What is my sons tax liability?
Answers:
Your son's basis in the stock is your basis of $10. If he sells it, he will have a capital gain of $30 per share, or $3,000.
If he is over 18, he will owe a maximum of 15% capital gains tax on this amount. Depending on his other income, he may owe less or even nothing.

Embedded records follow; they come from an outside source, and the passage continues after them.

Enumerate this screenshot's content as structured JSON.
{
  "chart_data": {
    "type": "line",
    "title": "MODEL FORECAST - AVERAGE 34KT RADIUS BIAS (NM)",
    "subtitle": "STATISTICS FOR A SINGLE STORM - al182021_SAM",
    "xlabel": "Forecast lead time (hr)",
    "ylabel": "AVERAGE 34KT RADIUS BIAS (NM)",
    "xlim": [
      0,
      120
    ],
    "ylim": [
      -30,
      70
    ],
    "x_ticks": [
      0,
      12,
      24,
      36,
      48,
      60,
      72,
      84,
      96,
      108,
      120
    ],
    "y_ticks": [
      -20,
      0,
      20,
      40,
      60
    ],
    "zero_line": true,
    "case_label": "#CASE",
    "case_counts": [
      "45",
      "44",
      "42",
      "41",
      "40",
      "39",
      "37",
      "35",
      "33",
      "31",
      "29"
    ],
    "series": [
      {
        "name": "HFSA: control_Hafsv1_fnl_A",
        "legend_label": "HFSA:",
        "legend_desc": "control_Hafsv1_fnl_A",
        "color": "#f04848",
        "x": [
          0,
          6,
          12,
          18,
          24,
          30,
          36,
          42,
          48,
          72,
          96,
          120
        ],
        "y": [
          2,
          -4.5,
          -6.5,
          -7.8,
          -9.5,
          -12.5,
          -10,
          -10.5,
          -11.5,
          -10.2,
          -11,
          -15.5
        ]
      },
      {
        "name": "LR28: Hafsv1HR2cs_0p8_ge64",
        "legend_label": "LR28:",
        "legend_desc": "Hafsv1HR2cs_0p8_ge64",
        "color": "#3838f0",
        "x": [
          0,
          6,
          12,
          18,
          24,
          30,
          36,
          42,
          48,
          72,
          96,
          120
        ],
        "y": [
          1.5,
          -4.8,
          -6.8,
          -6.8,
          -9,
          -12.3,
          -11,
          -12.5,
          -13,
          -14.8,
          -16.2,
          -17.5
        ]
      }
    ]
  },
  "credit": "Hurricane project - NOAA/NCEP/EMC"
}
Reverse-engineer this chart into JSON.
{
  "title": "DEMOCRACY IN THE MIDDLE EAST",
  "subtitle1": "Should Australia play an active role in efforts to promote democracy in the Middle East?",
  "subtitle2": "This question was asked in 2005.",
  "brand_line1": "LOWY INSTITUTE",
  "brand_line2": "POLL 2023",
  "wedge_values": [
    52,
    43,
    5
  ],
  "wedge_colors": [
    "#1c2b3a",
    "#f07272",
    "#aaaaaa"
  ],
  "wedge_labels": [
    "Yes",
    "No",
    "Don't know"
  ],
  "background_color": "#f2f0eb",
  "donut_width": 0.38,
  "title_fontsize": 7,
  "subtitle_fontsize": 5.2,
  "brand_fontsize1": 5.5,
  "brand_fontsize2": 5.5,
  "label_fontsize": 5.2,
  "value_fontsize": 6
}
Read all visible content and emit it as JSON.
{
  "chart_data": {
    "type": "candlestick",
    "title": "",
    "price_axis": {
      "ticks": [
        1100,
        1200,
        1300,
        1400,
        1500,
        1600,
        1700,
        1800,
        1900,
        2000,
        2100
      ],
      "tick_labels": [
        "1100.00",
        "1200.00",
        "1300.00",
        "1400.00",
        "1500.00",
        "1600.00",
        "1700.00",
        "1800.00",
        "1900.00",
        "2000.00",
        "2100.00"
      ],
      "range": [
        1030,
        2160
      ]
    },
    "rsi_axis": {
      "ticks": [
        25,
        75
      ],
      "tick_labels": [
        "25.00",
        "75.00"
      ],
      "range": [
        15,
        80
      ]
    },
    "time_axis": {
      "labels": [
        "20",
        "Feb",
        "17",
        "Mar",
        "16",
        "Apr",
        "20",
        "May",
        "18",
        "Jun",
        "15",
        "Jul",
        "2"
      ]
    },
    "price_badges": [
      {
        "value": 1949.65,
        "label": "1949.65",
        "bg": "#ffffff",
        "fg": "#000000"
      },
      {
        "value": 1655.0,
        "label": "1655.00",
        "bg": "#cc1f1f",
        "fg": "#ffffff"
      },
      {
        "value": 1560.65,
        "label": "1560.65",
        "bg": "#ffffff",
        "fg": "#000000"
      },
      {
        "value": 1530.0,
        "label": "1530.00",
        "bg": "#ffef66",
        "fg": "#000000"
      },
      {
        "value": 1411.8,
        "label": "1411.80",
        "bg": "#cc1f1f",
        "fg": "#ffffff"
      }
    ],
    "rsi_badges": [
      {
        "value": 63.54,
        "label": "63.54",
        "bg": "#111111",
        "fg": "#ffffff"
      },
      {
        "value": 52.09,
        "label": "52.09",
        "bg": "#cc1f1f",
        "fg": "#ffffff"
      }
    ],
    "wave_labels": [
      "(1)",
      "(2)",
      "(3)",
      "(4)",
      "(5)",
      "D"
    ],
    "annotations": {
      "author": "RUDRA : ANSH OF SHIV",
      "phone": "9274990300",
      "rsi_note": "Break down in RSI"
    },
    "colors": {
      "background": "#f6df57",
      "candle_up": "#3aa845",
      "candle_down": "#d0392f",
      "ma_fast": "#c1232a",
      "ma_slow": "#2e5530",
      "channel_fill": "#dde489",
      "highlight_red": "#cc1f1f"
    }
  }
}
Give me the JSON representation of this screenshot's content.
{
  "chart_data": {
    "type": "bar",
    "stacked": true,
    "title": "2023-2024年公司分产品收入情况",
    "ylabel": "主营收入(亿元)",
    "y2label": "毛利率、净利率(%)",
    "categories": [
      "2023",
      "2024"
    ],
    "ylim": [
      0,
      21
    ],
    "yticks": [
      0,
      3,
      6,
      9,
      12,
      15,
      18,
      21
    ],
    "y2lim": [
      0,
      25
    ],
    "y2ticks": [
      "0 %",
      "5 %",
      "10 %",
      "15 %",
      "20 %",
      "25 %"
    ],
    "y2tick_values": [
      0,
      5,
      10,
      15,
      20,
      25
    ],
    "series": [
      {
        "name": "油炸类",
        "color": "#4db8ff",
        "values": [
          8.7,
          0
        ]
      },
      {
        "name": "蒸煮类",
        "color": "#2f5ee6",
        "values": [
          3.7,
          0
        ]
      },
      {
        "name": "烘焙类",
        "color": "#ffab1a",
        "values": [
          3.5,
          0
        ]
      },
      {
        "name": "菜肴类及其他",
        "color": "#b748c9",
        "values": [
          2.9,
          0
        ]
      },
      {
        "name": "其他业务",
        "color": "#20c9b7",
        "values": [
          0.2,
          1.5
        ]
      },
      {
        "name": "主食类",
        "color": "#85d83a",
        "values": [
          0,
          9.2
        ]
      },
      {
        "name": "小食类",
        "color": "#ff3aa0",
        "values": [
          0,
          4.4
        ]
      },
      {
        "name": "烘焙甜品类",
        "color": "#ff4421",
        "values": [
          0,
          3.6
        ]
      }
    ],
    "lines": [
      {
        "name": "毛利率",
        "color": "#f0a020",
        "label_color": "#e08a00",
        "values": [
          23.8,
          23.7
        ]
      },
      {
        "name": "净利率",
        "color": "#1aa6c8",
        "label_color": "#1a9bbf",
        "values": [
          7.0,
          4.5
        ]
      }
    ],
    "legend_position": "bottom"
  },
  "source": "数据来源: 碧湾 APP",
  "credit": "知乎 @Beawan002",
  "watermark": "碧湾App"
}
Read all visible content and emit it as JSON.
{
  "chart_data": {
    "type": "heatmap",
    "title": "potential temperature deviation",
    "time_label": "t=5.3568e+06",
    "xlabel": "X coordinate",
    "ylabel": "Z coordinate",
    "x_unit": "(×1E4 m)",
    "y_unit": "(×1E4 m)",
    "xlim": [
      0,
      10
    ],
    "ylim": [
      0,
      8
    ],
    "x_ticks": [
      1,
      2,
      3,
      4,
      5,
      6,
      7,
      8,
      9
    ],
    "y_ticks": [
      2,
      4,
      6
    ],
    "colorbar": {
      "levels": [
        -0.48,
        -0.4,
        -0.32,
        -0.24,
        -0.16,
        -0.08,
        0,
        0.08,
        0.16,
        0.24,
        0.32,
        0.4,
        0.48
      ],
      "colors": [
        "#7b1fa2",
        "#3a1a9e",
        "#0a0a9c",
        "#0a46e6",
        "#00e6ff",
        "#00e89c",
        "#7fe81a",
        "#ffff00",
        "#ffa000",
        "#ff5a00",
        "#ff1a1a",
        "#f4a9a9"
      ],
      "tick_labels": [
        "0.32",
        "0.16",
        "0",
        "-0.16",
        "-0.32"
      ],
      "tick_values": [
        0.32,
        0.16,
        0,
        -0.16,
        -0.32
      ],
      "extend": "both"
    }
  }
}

If he is under 18, then he will may owe a higher tax because of the kiddie tax. The kiddie tax imposes tax at the parent's rate for investment income over $1,700. So $1,700 would be taxed at his rate (maximum 15%), and $1,300 of his gain would be taxed at your marginal tax rate, or 15%, whichever is higher.
Good answer Ninasgramma.
Assuming your son is over age of 16 for this answer. Since he held the stock for three years any gain would be long term. A hundred shares at $ 10 gives him a basis of $ 1,000.00. If he sells it today for $ 40 (for our figuring this is after commission price) he gets $ 4,000.00; and after his basis is subtracted he has long term gain of $ 3,000.00; which is subjected to 5% tax if he is in the 10% or 15% bracket. If said gain is his only income he will zero out any tax owed and be home free.
The first answer was good until he stated part of the gain could be taxed at your rate or 15%, whichever is higher. Your rate for long term capital gains is not more the $15%.
100 shares times $30 gain per share is $3000 gain minus selling commissions. His tax liability would depend on his marginal tax bracket, but wouldn't be more than 15% of the gain.